BNY Mellon: Early Warning Sign for JPY

BNY Mellon: Early Warning Sign for JPY

Japan Japanese Yen

By Simon Derrick, Chief Currency Strategist, BNY Mellon

  • JPY's failure to pick up safe haven bid last week was early warning signal
  • Is the perception of QQE infinity the driver?
  • Monetary policy-related JPY moves tend to be sustained and strong

Among the more interesting stories in recent days has been the emergence of sustained JPY weakness.

The early warning that something might be about to happen came on Wednesday and Thursday of last week when the JPY failed to pick up any kind of meaningful safe haven bid despite significant geopolitical unrest.

As just one measure of this, CHF/JPY rose close to 0.75% on Thursday in the aftermath of the unexpected breakdown in the US/North Korean summit meeting. This came despite the fact that two-year Swiss government paper was trading over 60 bps below that on the equivalent JGBs.

If the JPY (which has a long history of gaining ground during periods of significant risk aversion) couldn’t gain ground last week, then this said a great deal about the currency impact of the growing perception that the BOJ’s program of QQE will continue on indefinitely.

The reason why this might matter is that the JPY has a history over past seven years of staging sharp and sustained moves to the downside on the back of monetary policy shifts, typically accompanied by a marked rise in realised volatility.

Possibly the best example remains the 2012-2014 USD rally.

JPY strength had proved a persistent issue in the years running up to the election of Shinzo Abe as prime minister, with a number of less than totally successful intervention campaigns emerging.

This changed in November 2012 as it became clear that Mr Abe would bring pressure to bear upon the BOJ to introduce ultra-accommodative monetary policy measures should he be elected.

With him making good on this promise following the election, the USD moved from below JPY 80 to above JPY 102 in less than six months.

While the next 15 months did see the odd sharp move, the dominant story was one of consolidation. However, the second half of 2014 saw a second wave of sustained JPY weakness kick in.

The most dramatic episode occurred in late October when the BOJ policy board voted 5-4 to increase the pace at which it expanded base money, to increase its annual purchases of JGBs by about JPY 30 trn and to extend the average duration of its holdings to around 10 years.

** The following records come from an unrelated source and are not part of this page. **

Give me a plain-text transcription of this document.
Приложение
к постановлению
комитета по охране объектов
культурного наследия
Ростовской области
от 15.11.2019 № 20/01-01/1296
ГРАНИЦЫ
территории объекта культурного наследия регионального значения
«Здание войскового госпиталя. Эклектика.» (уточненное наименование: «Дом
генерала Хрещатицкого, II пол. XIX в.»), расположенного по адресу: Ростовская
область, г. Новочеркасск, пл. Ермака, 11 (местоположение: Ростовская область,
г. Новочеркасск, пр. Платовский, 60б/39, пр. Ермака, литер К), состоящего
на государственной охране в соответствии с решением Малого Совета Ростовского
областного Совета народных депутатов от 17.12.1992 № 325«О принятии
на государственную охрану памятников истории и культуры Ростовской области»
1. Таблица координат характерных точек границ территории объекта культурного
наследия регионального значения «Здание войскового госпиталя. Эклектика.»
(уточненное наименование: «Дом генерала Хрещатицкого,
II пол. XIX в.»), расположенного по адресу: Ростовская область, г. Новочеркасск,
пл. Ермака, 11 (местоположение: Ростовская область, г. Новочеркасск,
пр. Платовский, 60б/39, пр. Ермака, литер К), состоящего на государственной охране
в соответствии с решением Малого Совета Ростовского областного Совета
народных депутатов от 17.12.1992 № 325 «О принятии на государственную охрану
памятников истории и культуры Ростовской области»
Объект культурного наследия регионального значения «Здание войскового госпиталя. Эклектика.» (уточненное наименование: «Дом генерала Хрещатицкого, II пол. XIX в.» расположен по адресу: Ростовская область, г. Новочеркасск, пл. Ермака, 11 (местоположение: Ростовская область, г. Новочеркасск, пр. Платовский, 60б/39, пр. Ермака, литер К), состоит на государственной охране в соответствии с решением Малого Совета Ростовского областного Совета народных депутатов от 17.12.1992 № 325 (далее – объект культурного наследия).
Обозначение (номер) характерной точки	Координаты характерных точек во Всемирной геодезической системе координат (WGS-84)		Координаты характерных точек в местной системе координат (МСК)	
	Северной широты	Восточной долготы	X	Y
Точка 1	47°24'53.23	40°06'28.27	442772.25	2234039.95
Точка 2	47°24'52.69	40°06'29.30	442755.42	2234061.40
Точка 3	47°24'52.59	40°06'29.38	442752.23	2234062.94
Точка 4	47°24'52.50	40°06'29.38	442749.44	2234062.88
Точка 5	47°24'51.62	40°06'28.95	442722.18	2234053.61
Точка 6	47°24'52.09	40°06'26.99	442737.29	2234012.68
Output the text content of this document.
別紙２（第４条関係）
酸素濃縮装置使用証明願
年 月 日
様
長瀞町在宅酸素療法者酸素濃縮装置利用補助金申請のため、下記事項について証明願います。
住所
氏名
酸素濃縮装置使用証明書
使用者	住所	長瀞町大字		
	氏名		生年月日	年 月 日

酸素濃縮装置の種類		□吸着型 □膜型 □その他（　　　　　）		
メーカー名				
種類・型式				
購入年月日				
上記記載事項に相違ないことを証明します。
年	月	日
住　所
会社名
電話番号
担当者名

BNY Mellon: Early Warning Sign for JPY

The reason for the drama is that this came on the same day that the government panel overseeing the Government Pension Investment Fund approved plans for the fund to lower its holdings of JGBs to 35% from 60%, raise its holdings of domestic stocks to 25% (from 12%) as well as increase its holdings of foreign stocks to 25% and foreign bond allocation to 15%.

The combination of these two factors helped lift the USD from below JPY 110 to above JPY 120 in a matter of weeks (a move echoed two years later in the aftermath of the US election).

If the perception of QQE infinity continues to grow then the evidence suggest that a sustained burst of JPY weakness could accompany it.